India Mendominasi, 1 Miliar Orang Telah Mengunduh Aplikasi Pesaing WhatsApp
Jakarta – Aplikasi pesan Telegram kini telah menjadi salah satu aplikasi yang paling banyak diunduh secara global. Aplikasi yang menawarkan fungsi serupa dengan WhatsApp ini mengalami pertumbuhan pengguna yang signifikan pada tahun 2025.
Pavel Durov, pendiri Telegram, menyebutkan bahwa pengguna aktif platform ini telah mencapai angka 1 miliar per Maret 2025. Selain itu, keuntungan perusahaan telah mencapai USD 547 juta sepanjang tahun sebelumnya.
Untuk perbandingan, pengguna aktif WhatsApp saat ini lebih dari 2 miliar dan diproyeksikan akan menyentuh angka 3 miliar pada akhir 2025.
“Di posisi teratas ada WhatsApp, layanan murah yang meniru Telegram. Selama bertahun-tahun, WhatsApp berusaha mengejar inovasi kami sambil menghabiskan miliaran dolar untuk lobi dan kampanye PR guna menghambat pertumbuhan kami,” ungkap Pavel Durov pada Sabtu (10/5/2025).

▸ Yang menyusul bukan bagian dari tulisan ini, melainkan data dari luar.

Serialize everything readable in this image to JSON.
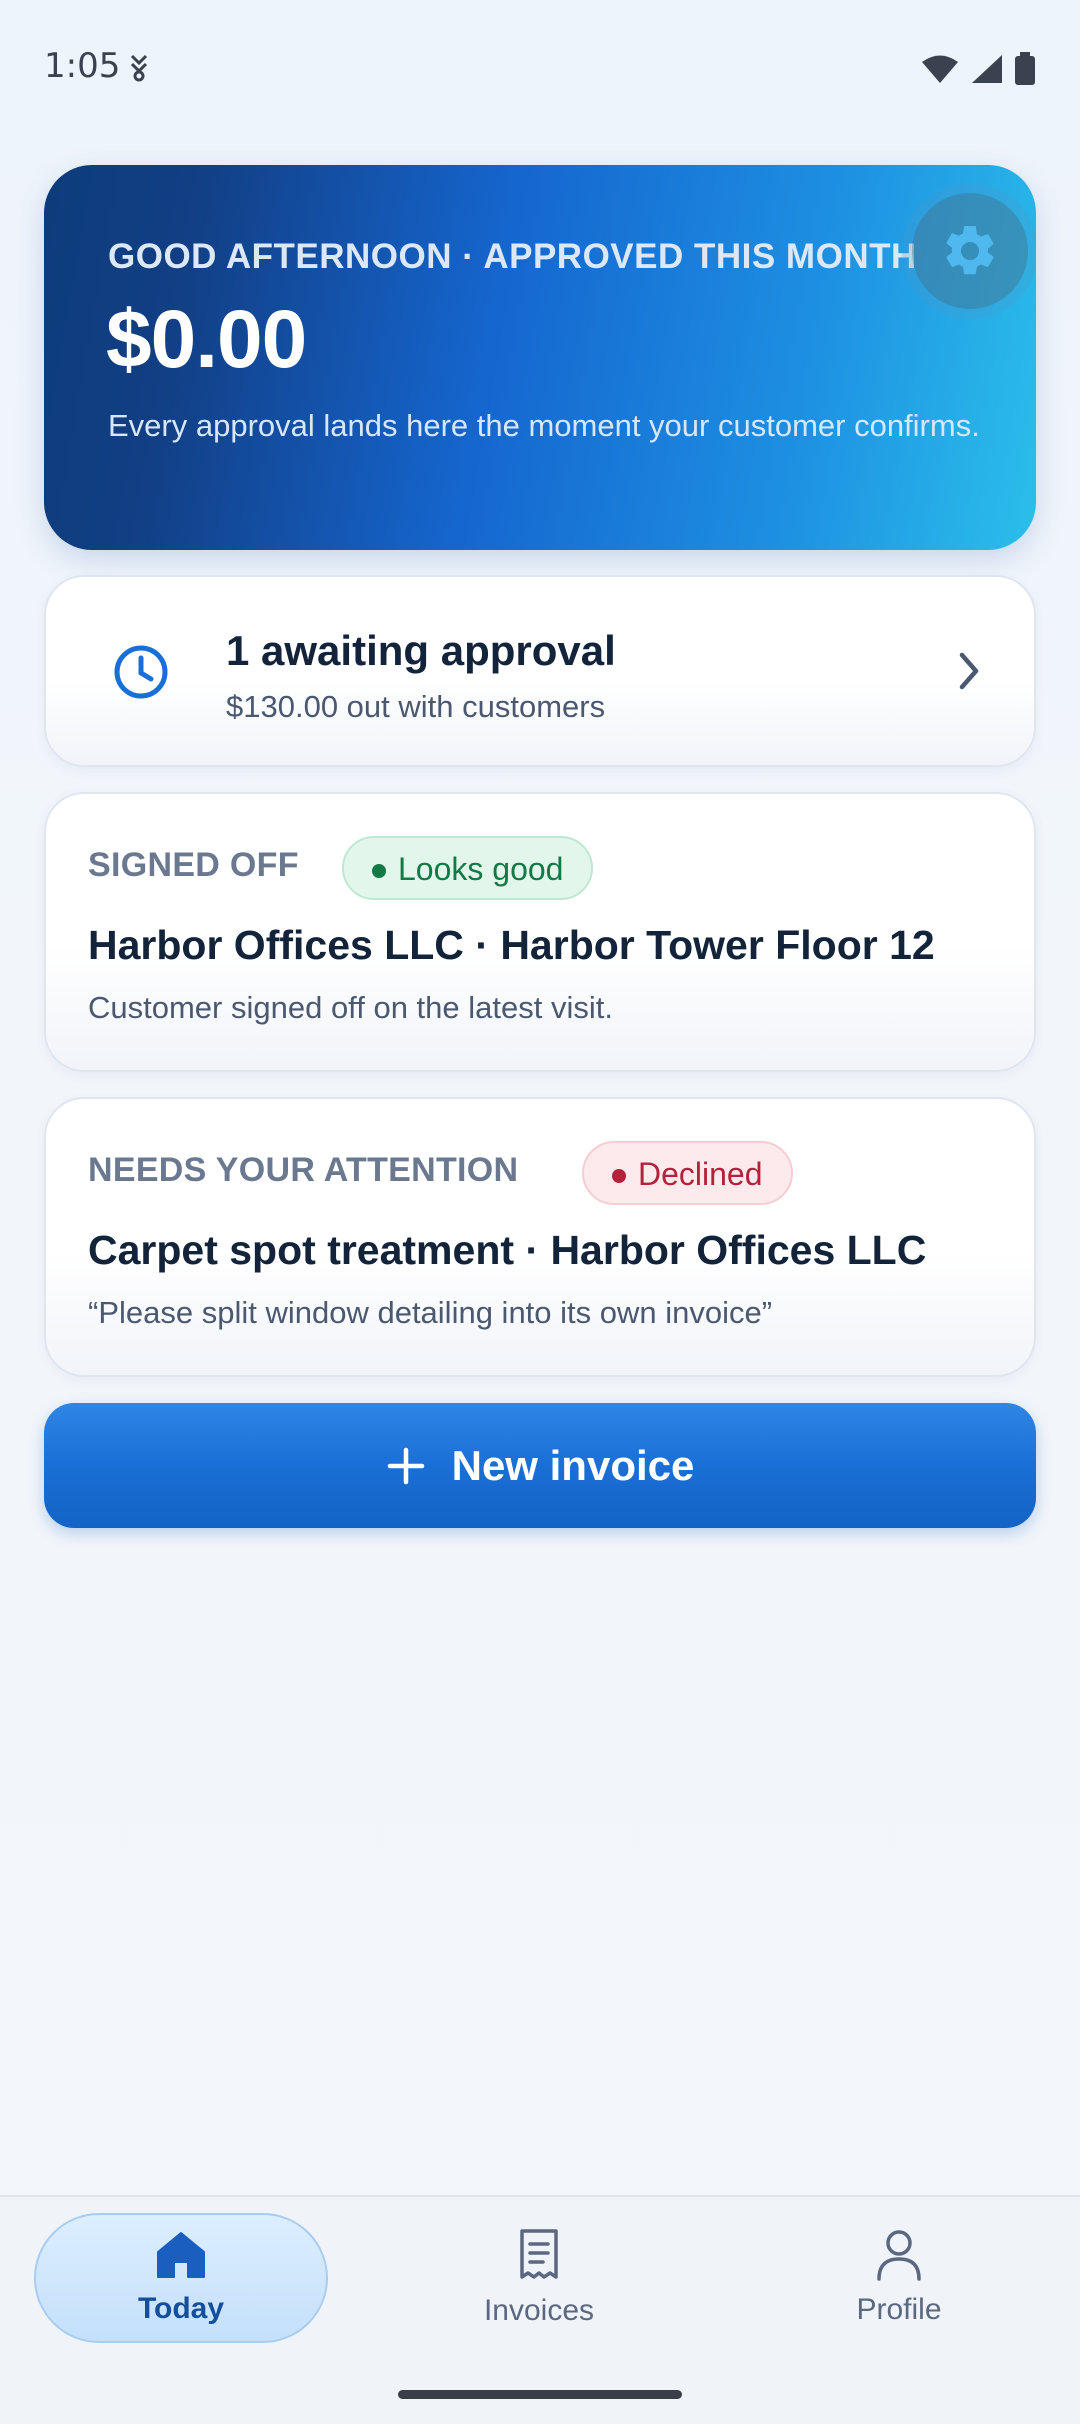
{
  "status_bar": {
    "time": "1:05"
  },
  "hero": {
    "eyebrow": "GOOD AFTERNOON · APPROVED THIS MONTH",
    "amount": "$0.00",
    "description": "Every approval lands here the moment your customer confirms.",
    "settings_icon": "gear-icon"
  },
  "awaiting": {
    "title": "1 awaiting approval",
    "subtitle": "$130.00 out with customers",
    "icon": "clock-icon"
  },
  "signed_off": {
    "eyebrow": "SIGNED OFF",
    "badge": "Looks good",
    "headline": "Harbor Offices LLC · Harbor Tower Floor 12",
    "detail": "Customer signed off on the latest visit."
  },
  "needs_attention": {
    "eyebrow": "NEEDS YOUR ATTENTION",
    "badge": "Declined",
    "headline": "Carpet spot treatment · Harbor Offices LLC",
    "detail": "“Please split window detailing into its own invoice”"
  },
  "new_invoice": {
    "label": "New invoice"
  },
  "nav": {
    "items": [
      {
        "label": "Today",
        "icon": "home-icon",
        "active": true
      },
      {
        "label": "Invoices",
        "icon": "receipt-icon",
        "active": false
      },
      {
        "label": "Profile",
        "icon": "person-icon",
        "active": false
      }
    ]
  },
  "colors": {
    "accent": "#1a6fd6",
    "success": "#137a45",
    "danger": "#b3213a",
    "text": "#13233a"
  }
}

“WhatsApp gagal. Telegram terus berkembang, menghasilkan keuntungan, dan menjaga kemandirian kami,” lanjutnya.
Menurut laporan DemandSage, 10 juta orang telah berlangganan layanan Telegram Premium. India menjadi negara dengan pengguna terbanyak, menyumbang 45% dari total pengguna. Sebaliknya, hanya 9% pengguna Telegram berasal dari Amerika Serikat.

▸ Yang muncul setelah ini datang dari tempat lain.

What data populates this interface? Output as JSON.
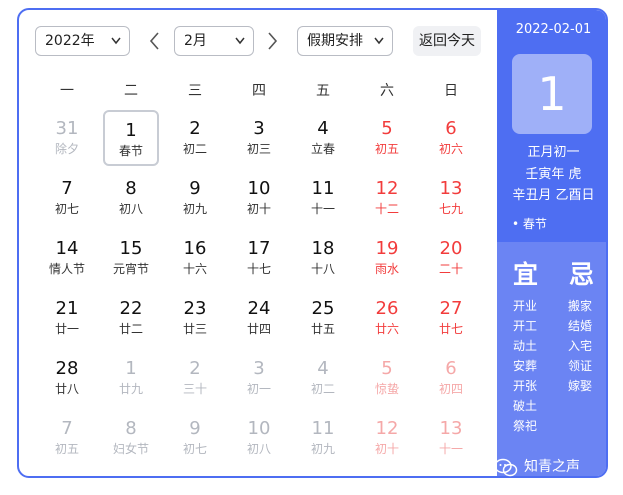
{
  "toolbar": {
    "year": "2022年",
    "month": "2月",
    "holiday": "假期安排",
    "today": "返回今天"
  },
  "weekdays": [
    "一",
    "二",
    "三",
    "四",
    "五",
    "六",
    "日"
  ],
  "days": [
    {
      "n": "31",
      "s": "除夕",
      "other": true
    },
    {
      "n": "1",
      "s": "春节",
      "sel": true
    },
    {
      "n": "2",
      "s": "初二"
    },
    {
      "n": "3",
      "s": "初三"
    },
    {
      "n": "4",
      "s": "立春"
    },
    {
      "n": "5",
      "s": "初五"
    },
    {
      "n": "6",
      "s": "初六"
    },
    {
      "n": "7",
      "s": "初七"
    },
    {
      "n": "8",
      "s": "初八"
    },
    {
      "n": "9",
      "s": "初九"
    },
    {
      "n": "10",
      "s": "初十"
    },
    {
      "n": "11",
      "s": "十一"
    },
    {
      "n": "12",
      "s": "十二"
    },
    {
      "n": "13",
      "s": "七九"
    },
    {
      "n": "14",
      "s": "情人节"
    },
    {
      "n": "15",
      "s": "元宵节"
    },
    {
      "n": "16",
      "s": "十六"
    },
    {
      "n": "17",
      "s": "十七"
    },
    {
      "n": "18",
      "s": "十八"
    },
    {
      "n": "19",
      "s": "雨水"
    },
    {
      "n": "20",
      "s": "二十"
    },
    {
      "n": "21",
      "s": "廿一"
    },
    {
      "n": "22",
      "s": "廿二"
    },
    {
      "n": "23",
      "s": "廿三"
    },
    {
      "n": "24",
      "s": "廿四"
    },
    {
      "n": "25",
      "s": "廿五"
    },
    {
      "n": "26",
      "s": "廿六"
    },
    {
      "n": "27",
      "s": "廿七"
    },
    {
      "n": "28",
      "s": "廿八"
    },
    {
      "n": "1",
      "s": "廿九",
      "other": true
    },
    {
      "n": "2",
      "s": "三十",
      "other": true
    },
    {
      "n": "3",
      "s": "初一",
      "other": true
    },
    {
      "n": "4",
      "s": "初二",
      "other": true
    },
    {
      "n": "5",
      "s": "惊蛰",
      "other": true
    },
    {
      "n": "6",
      "s": "初四",
      "other": true
    },
    {
      "n": "7",
      "s": "初五",
      "other": true
    },
    {
      "n": "8",
      "s": "妇女节",
      "other": true
    },
    {
      "n": "9",
      "s": "初七",
      "other": true
    },
    {
      "n": "10",
      "s": "初八",
      "other": true
    },
    {
      "n": "11",
      "s": "初九",
      "other": true
    },
    {
      "n": "12",
      "s": "初十",
      "other": true
    },
    {
      "n": "13",
      "s": "十一",
      "other": true
    }
  ],
  "detail": {
    "date": "2022-02-01",
    "day": "1",
    "lunar_date": "正月初一",
    "lunar_year": "壬寅年 虎",
    "ganzhi": "辛丑月 乙酉日",
    "festival": "• 春节",
    "yi_title": "宜",
    "ji_title": "忌",
    "yi": [
      "开业",
      "开工",
      "动土",
      "安葬",
      "开张",
      "破土",
      "祭祀"
    ],
    "ji": [
      "搬家",
      "结婚",
      "入宅",
      "领证",
      "嫁娶"
    ]
  },
  "watermark": "知青之声",
  "colors": {
    "accent": "#4e6ef2",
    "weekend": "#f23c3c"
  }
}
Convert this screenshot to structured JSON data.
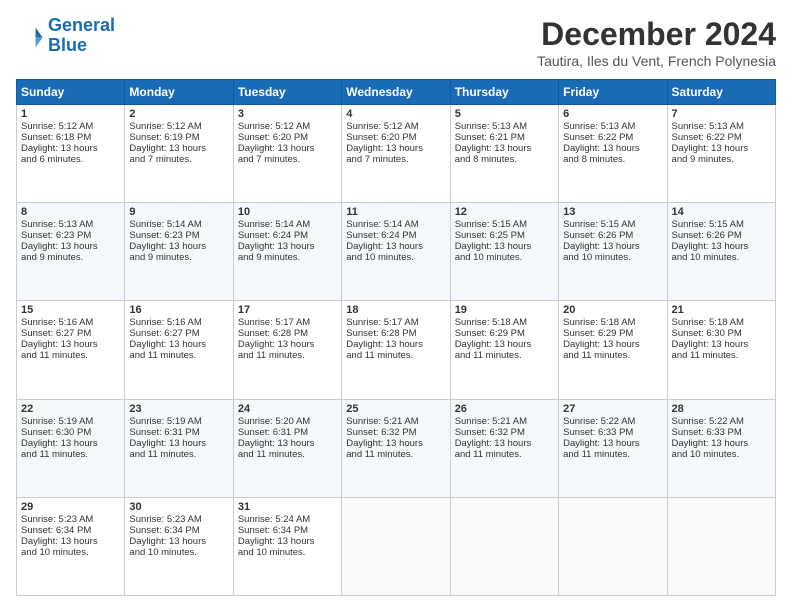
{
  "logo": {
    "line1": "General",
    "line2": "Blue"
  },
  "title": "December 2024",
  "subtitle": "Tautira, Iles du Vent, French Polynesia",
  "days_header": [
    "Sunday",
    "Monday",
    "Tuesday",
    "Wednesday",
    "Thursday",
    "Friday",
    "Saturday"
  ],
  "weeks": [
    [
      {
        "day": "1",
        "lines": [
          "Sunrise: 5:12 AM",
          "Sunset: 6:18 PM",
          "Daylight: 13 hours",
          "and 6 minutes."
        ]
      },
      {
        "day": "2",
        "lines": [
          "Sunrise: 5:12 AM",
          "Sunset: 6:19 PM",
          "Daylight: 13 hours",
          "and 7 minutes."
        ]
      },
      {
        "day": "3",
        "lines": [
          "Sunrise: 5:12 AM",
          "Sunset: 6:20 PM",
          "Daylight: 13 hours",
          "and 7 minutes."
        ]
      },
      {
        "day": "4",
        "lines": [
          "Sunrise: 5:12 AM",
          "Sunset: 6:20 PM",
          "Daylight: 13 hours",
          "and 7 minutes."
        ]
      },
      {
        "day": "5",
        "lines": [
          "Sunrise: 5:13 AM",
          "Sunset: 6:21 PM",
          "Daylight: 13 hours",
          "and 8 minutes."
        ]
      },
      {
        "day": "6",
        "lines": [
          "Sunrise: 5:13 AM",
          "Sunset: 6:22 PM",
          "Daylight: 13 hours",
          "and 8 minutes."
        ]
      },
      {
        "day": "7",
        "lines": [
          "Sunrise: 5:13 AM",
          "Sunset: 6:22 PM",
          "Daylight: 13 hours",
          "and 9 minutes."
        ]
      }
    ],
    [
      {
        "day": "8",
        "lines": [
          "Sunrise: 5:13 AM",
          "Sunset: 6:23 PM",
          "Daylight: 13 hours",
          "and 9 minutes."
        ]
      },
      {
        "day": "9",
        "lines": [
          "Sunrise: 5:14 AM",
          "Sunset: 6:23 PM",
          "Daylight: 13 hours",
          "and 9 minutes."
        ]
      },
      {
        "day": "10",
        "lines": [
          "Sunrise: 5:14 AM",
          "Sunset: 6:24 PM",
          "Daylight: 13 hours",
          "and 9 minutes."
        ]
      },
      {
        "day": "11",
        "lines": [
          "Sunrise: 5:14 AM",
          "Sunset: 6:24 PM",
          "Daylight: 13 hours",
          "and 10 minutes."
        ]
      },
      {
        "day": "12",
        "lines": [
          "Sunrise: 5:15 AM",
          "Sunset: 6:25 PM",
          "Daylight: 13 hours",
          "and 10 minutes."
        ]
      },
      {
        "day": "13",
        "lines": [
          "Sunrise: 5:15 AM",
          "Sunset: 6:26 PM",
          "Daylight: 13 hours",
          "and 10 minutes."
        ]
      },
      {
        "day": "14",
        "lines": [
          "Sunrise: 5:15 AM",
          "Sunset: 6:26 PM",
          "Daylight: 13 hours",
          "and 10 minutes."
        ]
      }
    ],
    [
      {
        "day": "15",
        "lines": [
          "Sunrise: 5:16 AM",
          "Sunset: 6:27 PM",
          "Daylight: 13 hours",
          "and 11 minutes."
        ]
      },
      {
        "day": "16",
        "lines": [
          "Sunrise: 5:16 AM",
          "Sunset: 6:27 PM",
          "Daylight: 13 hours",
          "and 11 minutes."
        ]
      },
      {
        "day": "17",
        "lines": [
          "Sunrise: 5:17 AM",
          "Sunset: 6:28 PM",
          "Daylight: 13 hours",
          "and 11 minutes."
        ]
      },
      {
        "day": "18",
        "lines": [
          "Sunrise: 5:17 AM",
          "Sunset: 6:28 PM",
          "Daylight: 13 hours",
          "and 11 minutes."
        ]
      },
      {
        "day": "19",
        "lines": [
          "Sunrise: 5:18 AM",
          "Sunset: 6:29 PM",
          "Daylight: 13 hours",
          "and 11 minutes."
        ]
      },
      {
        "day": "20",
        "lines": [
          "Sunrise: 5:18 AM",
          "Sunset: 6:29 PM",
          "Daylight: 13 hours",
          "and 11 minutes."
        ]
      },
      {
        "day": "21",
        "lines": [
          "Sunrise: 5:18 AM",
          "Sunset: 6:30 PM",
          "Daylight: 13 hours",
          "and 11 minutes."
        ]
      }
    ],
    [
      {
        "day": "22",
        "lines": [
          "Sunrise: 5:19 AM",
          "Sunset: 6:30 PM",
          "Daylight: 13 hours",
          "and 11 minutes."
        ]
      },
      {
        "day": "23",
        "lines": [
          "Sunrise: 5:19 AM",
          "Sunset: 6:31 PM",
          "Daylight: 13 hours",
          "and 11 minutes."
        ]
      },
      {
        "day": "24",
        "lines": [
          "Sunrise: 5:20 AM",
          "Sunset: 6:31 PM",
          "Daylight: 13 hours",
          "and 11 minutes."
        ]
      },
      {
        "day": "25",
        "lines": [
          "Sunrise: 5:21 AM",
          "Sunset: 6:32 PM",
          "Daylight: 13 hours",
          "and 11 minutes."
        ]
      },
      {
        "day": "26",
        "lines": [
          "Sunrise: 5:21 AM",
          "Sunset: 6:32 PM",
          "Daylight: 13 hours",
          "and 11 minutes."
        ]
      },
      {
        "day": "27",
        "lines": [
          "Sunrise: 5:22 AM",
          "Sunset: 6:33 PM",
          "Daylight: 13 hours",
          "and 11 minutes."
        ]
      },
      {
        "day": "28",
        "lines": [
          "Sunrise: 5:22 AM",
          "Sunset: 6:33 PM",
          "Daylight: 13 hours",
          "and 10 minutes."
        ]
      }
    ],
    [
      {
        "day": "29",
        "lines": [
          "Sunrise: 5:23 AM",
          "Sunset: 6:34 PM",
          "Daylight: 13 hours",
          "and 10 minutes."
        ]
      },
      {
        "day": "30",
        "lines": [
          "Sunrise: 5:23 AM",
          "Sunset: 6:34 PM",
          "Daylight: 13 hours",
          "and 10 minutes."
        ]
      },
      {
        "day": "31",
        "lines": [
          "Sunrise: 5:24 AM",
          "Sunset: 6:34 PM",
          "Daylight: 13 hours",
          "and 10 minutes."
        ]
      },
      null,
      null,
      null,
      null
    ]
  ]
}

Sekitar 53,2% pengguna Telegram berada dalam rentang usia 25-44 tahun. Lebih banyak pria yang menggunakan Telegram dibandingkan wanita, dengan proporsi 58% dibanding 42%.
Sebagai rata-rata, pengguna Telegram menghabiskan 3 jam 45 menit per bulan menggunakan aplikasi ini. Durasi ini masih jauh di bawah WhatsApp, yang digunakan rata-rata selama 17 jam 6 menit per bulan, menurut DemandSage.
Ketika melaporkan 900 juta pengguna aktif Telegram pada 2024, Durov menyatakan perusahaan menghadapi tekanan dari beberapa negara untuk membatasi pertukaran informasi tertentu.
Durov juga pernah ditahan di Prancis pada Agustus 2024 atas tuduhan terkait distribusi pornografi anak, narkoba, dan perangkat lunak peretasan melalui Telegram.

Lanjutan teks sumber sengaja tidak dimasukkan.